I get a lot of e-mails from readers upset that I am tough on Republican presidential candidates. Many are perturbed that if defective candidates are eliminated they will be “stuck” with Mitt Romney. Rubbish.
Conservatives should be vetting and scrutinizing candidates, assessing their electability and being honest about their shortcomings. Otherwise, they may wind up with four more years of President Obama or a president who is not up to the task. Now is the time to kick the tires and to eliminate fatally flawed candidates. Do conservatives really think the American people haven't noticed that Herman Cain is remarkably ignorant about policy matters, not only for a presidential candidate but for a Republican activist?
As for Romney, Bill Kristol said it best: “Romney may well win as the last man standing,” but there is nothing inevitable about that outcome. If he earns it and wins it, the party will no doubt rally behind him; He is infinitely preferable for conservatives to President Obama. But, as Kristol pointed out:
[E]ven if [Newt] Gingrich fades, let’s not assume it’s over. [Rep. Michele] Bachmann and [Rick] Santorum could still have a run in Iowa. If they continue to trail badly, it’s not out of the question that someone else could still present himself in mid-December to the citizens of Iowa (Hi there, Mike Huckabee! Hello, Sarah Palin!). Or, if Iowa (January 3), New Hampshire (January 10) and South Carolina (January 21) produce fragmented results, and the state of the race is disheartening to Republicans, a late January entry by another candidate isn’t out of the question, either. Couldn’t Jeb Bush or Marco Rubio win the January 31 Florida primary as a write-in candidate in such circumstances?

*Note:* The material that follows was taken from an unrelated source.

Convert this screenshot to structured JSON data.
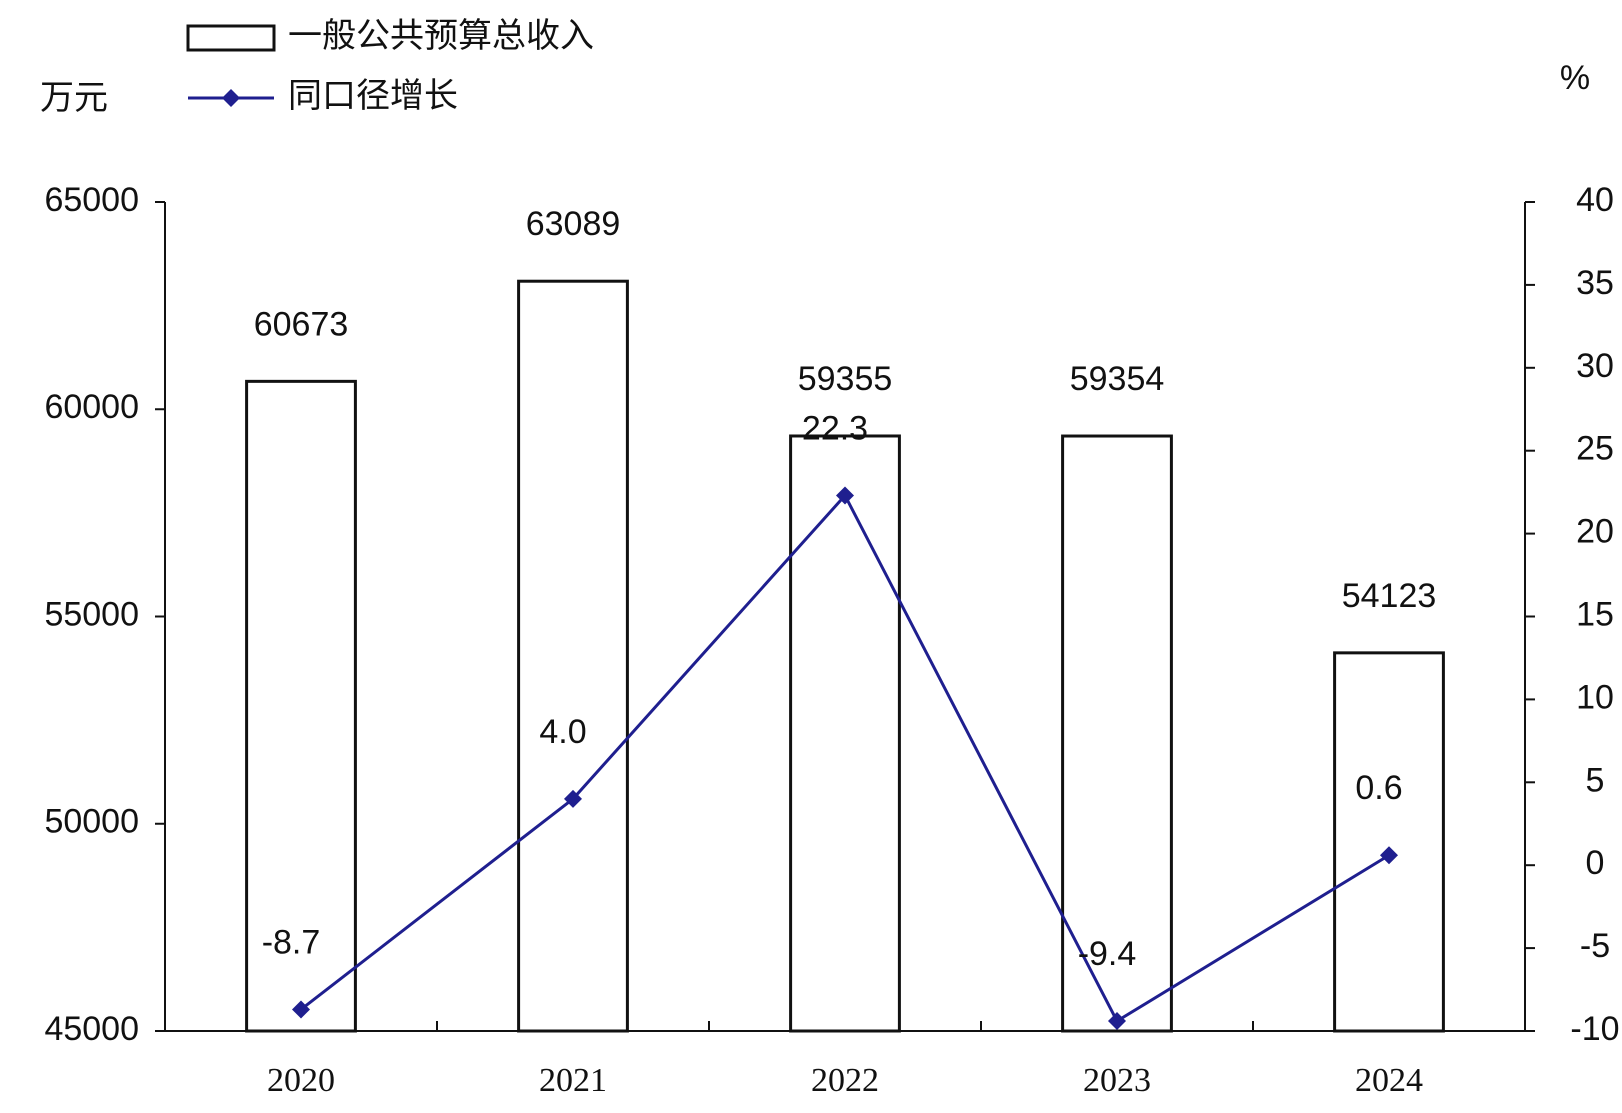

More to the point, conservatives shouldn’t provide cover for unelectable or unqualified candidates because they think they know where it will lead if they are eliminated. Today there is one poll showing Romney leading Gingrich by only 2 points in New Hampshire, while in Iowa “Massachusetts Gov. Mitt Romney quietly continues to build a loyal, formidable network of supporters in Iowa.” That’s not a result many would have predicted a few weeks ago.
The one thing we know in this primary election is that no one knows much of anything at all. Moreover, once we have a few state contests behind us, voters will begin what one GOP strategist calls the “flight to value.” Voters will see it’s time to pick a winner, rather than their “wouldn’t it be nice” candidate. And as we know which candidates are eliminated early makes a difference in how the electorate is divided up in later states.
So for now it behooves conservatives to play it straight. Cain really does have a knowledge problem. (Rich Lowry dubs it a knowledge-deficit disorder.) Gingrich really does have an electability problem. Let the chips fall where they may, and at the end of the process the least-flawed candidates in the eyes of GOP voters will survive. That’s as it should be.